In MPS, any model consists of nodes. Nodes can have many types of relations. These relations may be expressed in a node structure (e.g. "class descendants" relation on classes) or not (e.g. "overriding method" relation on methods). Find Usages is a tool to display some specifically related nodes for a given node.
In MPS, the Find Usages system is fully customizable - you can write your own entities, so-called finders, which represent algorithms for finding related nodes. For every type of relation there is a corresponding finder.
This is how "find usages" result looks like:
Using Find Usages Subsystem
You can press Alt+F7 on a node (no matter where - in the editor or in the project tree) to see what kind of usages MPS can search for.
You can also right-click a node and select "Find Usages" to open the "Find usages" window.
The Find usages window adopts to the node under caret. For behavior methods, for example, it gives the users to select "Overridden Methods" and "Overriding Methods".
Finders - select the categories of usages you want to search for
Scope - this lets you select where you want to search for usages - in concrete model, module, current project or everywhere.
View Options - additional view options
After adjusting your search, click OK to run it. Results will be shown in the Find Usages Tool as shown above.
To implement your own mechanism for finding related nodes, you should become familiar with Finders. For every relation there is a specific Finder that provides all the information about the search process.
Where to store my finders?
Finders can be created in any model by importing findUsages language. However, MPS collects finders only from findUsages language aspects. So, if you want your finder to be used by the MPS Find Usages subsystem, it must be stored in the findUsages aspect of your language.
The name of a finder. You can choose any name you want, the only obvious constraint being that the names must be unique in the scope of the model.
Finder will be tested for applicability only to those nodes that are instances of this concept and its subconcepts.
This string represents the finder in the list of finders. Should be rather short.
If it's not clear from the description string what exactly the finder does, you can add a long description, which will be shown as a tooltip for the finder in the list of finders.
Determines whether the finder is visible for the current node. For example, a finder that finds ancestor classes of some class should not be visible when this class has no parent.
Finders that have passed for concept are tested for applicability to the current node. If this method returns true, the finder is shown in the list of available finders; otherwise it is not shown. The node argument of this method is guaranteed to be an instance of the concept specified in "for concept" or its subconcepts.

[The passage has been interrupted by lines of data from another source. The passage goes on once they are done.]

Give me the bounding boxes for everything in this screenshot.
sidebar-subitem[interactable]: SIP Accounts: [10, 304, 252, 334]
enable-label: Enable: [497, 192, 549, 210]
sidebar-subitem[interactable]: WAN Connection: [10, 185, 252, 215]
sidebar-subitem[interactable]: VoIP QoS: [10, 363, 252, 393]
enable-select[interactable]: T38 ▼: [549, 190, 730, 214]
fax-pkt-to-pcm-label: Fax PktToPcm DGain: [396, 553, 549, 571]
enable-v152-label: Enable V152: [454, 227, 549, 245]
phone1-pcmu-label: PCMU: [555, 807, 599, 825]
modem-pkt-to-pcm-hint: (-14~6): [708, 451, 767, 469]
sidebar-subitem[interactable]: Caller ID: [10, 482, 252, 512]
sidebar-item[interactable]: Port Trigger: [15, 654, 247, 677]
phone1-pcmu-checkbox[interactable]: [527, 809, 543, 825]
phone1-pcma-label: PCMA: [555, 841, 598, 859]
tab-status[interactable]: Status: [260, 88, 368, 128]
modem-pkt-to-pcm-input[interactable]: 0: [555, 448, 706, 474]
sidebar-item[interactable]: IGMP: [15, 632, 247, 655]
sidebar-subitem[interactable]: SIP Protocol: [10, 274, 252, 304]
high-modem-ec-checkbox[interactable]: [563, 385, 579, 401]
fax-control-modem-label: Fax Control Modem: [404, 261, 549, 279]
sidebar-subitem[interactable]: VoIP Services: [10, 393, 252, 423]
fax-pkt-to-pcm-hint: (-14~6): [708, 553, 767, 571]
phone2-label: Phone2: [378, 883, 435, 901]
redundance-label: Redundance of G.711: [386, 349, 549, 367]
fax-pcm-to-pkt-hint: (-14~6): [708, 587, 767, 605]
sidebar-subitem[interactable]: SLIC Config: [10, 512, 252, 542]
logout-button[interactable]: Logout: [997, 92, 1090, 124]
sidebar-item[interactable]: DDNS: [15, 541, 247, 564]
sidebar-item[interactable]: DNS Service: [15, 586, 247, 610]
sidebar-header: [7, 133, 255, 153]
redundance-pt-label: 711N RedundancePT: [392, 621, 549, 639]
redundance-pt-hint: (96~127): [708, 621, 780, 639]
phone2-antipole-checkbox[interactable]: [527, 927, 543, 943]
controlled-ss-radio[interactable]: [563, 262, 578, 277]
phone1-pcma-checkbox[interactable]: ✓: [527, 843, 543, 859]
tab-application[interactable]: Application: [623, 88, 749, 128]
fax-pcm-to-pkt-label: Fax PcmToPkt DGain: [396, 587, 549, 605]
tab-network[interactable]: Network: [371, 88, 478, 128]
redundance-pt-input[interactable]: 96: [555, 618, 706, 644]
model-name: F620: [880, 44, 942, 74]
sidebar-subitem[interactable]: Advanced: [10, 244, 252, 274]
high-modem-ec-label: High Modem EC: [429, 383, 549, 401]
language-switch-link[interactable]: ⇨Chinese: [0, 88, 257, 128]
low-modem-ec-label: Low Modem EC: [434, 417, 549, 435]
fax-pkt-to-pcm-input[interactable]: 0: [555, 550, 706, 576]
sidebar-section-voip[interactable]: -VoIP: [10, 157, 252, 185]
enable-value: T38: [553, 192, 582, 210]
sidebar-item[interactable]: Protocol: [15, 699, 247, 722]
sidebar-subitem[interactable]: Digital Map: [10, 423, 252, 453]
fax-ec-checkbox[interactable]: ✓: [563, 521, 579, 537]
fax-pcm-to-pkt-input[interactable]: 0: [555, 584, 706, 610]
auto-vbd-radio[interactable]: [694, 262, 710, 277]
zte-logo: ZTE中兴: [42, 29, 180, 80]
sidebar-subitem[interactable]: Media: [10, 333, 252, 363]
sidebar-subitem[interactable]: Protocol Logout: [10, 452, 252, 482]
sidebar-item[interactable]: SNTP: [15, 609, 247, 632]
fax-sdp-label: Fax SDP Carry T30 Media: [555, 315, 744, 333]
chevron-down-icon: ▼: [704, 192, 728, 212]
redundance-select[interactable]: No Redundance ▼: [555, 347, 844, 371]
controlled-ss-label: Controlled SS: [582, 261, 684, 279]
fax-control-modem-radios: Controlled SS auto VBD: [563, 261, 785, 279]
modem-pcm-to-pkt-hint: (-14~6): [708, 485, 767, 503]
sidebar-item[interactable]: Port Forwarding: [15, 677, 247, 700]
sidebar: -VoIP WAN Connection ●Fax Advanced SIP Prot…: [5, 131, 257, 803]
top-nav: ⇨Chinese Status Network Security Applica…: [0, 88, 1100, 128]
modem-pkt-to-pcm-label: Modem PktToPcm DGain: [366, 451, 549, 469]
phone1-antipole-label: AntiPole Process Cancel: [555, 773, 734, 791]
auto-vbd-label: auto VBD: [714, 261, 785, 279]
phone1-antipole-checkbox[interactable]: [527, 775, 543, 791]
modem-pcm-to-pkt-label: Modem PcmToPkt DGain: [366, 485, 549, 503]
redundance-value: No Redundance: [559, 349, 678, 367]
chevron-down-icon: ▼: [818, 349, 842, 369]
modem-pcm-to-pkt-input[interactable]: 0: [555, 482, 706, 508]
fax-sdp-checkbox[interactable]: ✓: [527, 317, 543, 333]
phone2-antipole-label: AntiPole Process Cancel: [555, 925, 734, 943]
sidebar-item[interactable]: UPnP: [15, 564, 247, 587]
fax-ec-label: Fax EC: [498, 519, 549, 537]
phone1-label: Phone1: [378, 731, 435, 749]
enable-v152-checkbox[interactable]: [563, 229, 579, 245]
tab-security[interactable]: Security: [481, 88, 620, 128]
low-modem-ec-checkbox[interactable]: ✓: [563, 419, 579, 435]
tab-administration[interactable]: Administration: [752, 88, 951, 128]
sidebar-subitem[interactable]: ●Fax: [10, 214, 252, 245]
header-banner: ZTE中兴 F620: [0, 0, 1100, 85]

Note the difference between is visible and is applicable. The first one is responsible only for viewing. The second one represents a "valid call" contract between the finder and its caller. This is important because we have an execute statement in findUsagesLanguage, which will be described later. See execute section below for details.
This method should find given node usages in a given scope. For each found usage of a node, use the add result statement to register it. For data other than nodes that the Find Usages dialog is able to visualize use add raw result.

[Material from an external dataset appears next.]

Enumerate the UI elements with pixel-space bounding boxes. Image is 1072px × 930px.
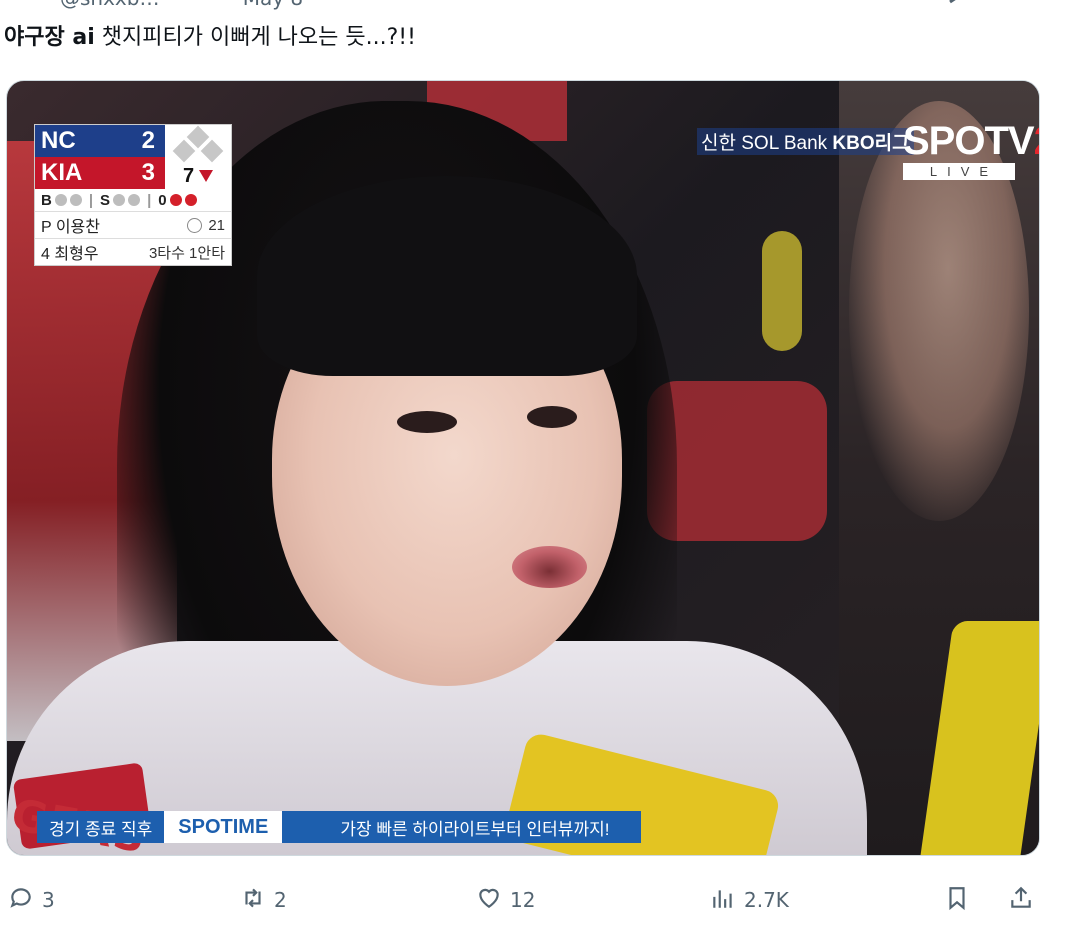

This method returns nodes for which the finder searched. These nodes are shown in searched nodes subtree in the tool.
For each node to display, use the add node statement to register it.

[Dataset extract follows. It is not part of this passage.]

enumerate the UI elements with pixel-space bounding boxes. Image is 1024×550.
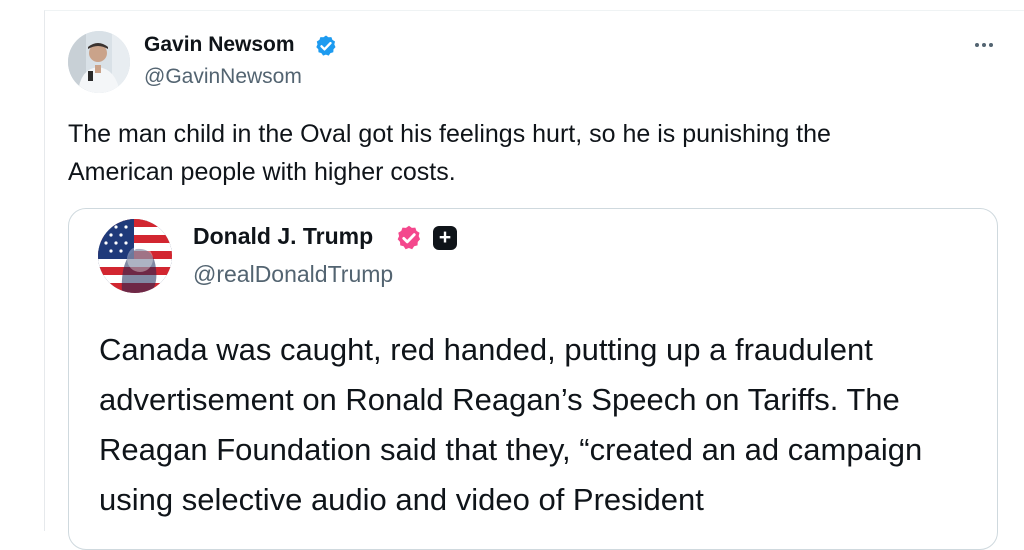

There are a number of variants to group found nodes in the tool. One of them is grouping by category, that is given for every found node by the finder that has found it. This method gives a category to each node found by this finder.
What does the MPS Find Usages subsystem do automatically?
Stores search options between multiple invocations and between MPS runs
Stores search results between MPS runs
Automatically handles deleted nodes
All the visualization and operations with found nodes is done by the subsystem, not by finders
Finders can be reused thanks to the execute statement. The execution of this statement consists of 2 steps: validating the search query (checking for concept and isApplicable), and executing the find method. That's where you can see the difference between isApplicable and isShown. If you use isApplicable for cases when the finder should be applicable, but not shown, you can get an error when using this finder in the execute statement.
Furthermore, in order to execute a finder asynchronously one needs to use a special OnEachNodeFoundByExpression, which represents a simple finder invocation with a callback which is executed for each found node.
You can see some finder examples in jetbrains.mps.baseLanguage.findUsages
You can also find all finders by going to the FinderDeclaration concept (Ctrl+N, type "FinderDeclaration", then press ENTER) and finding all instances of this concept (Alt+F7, check instances, then check Global Scope).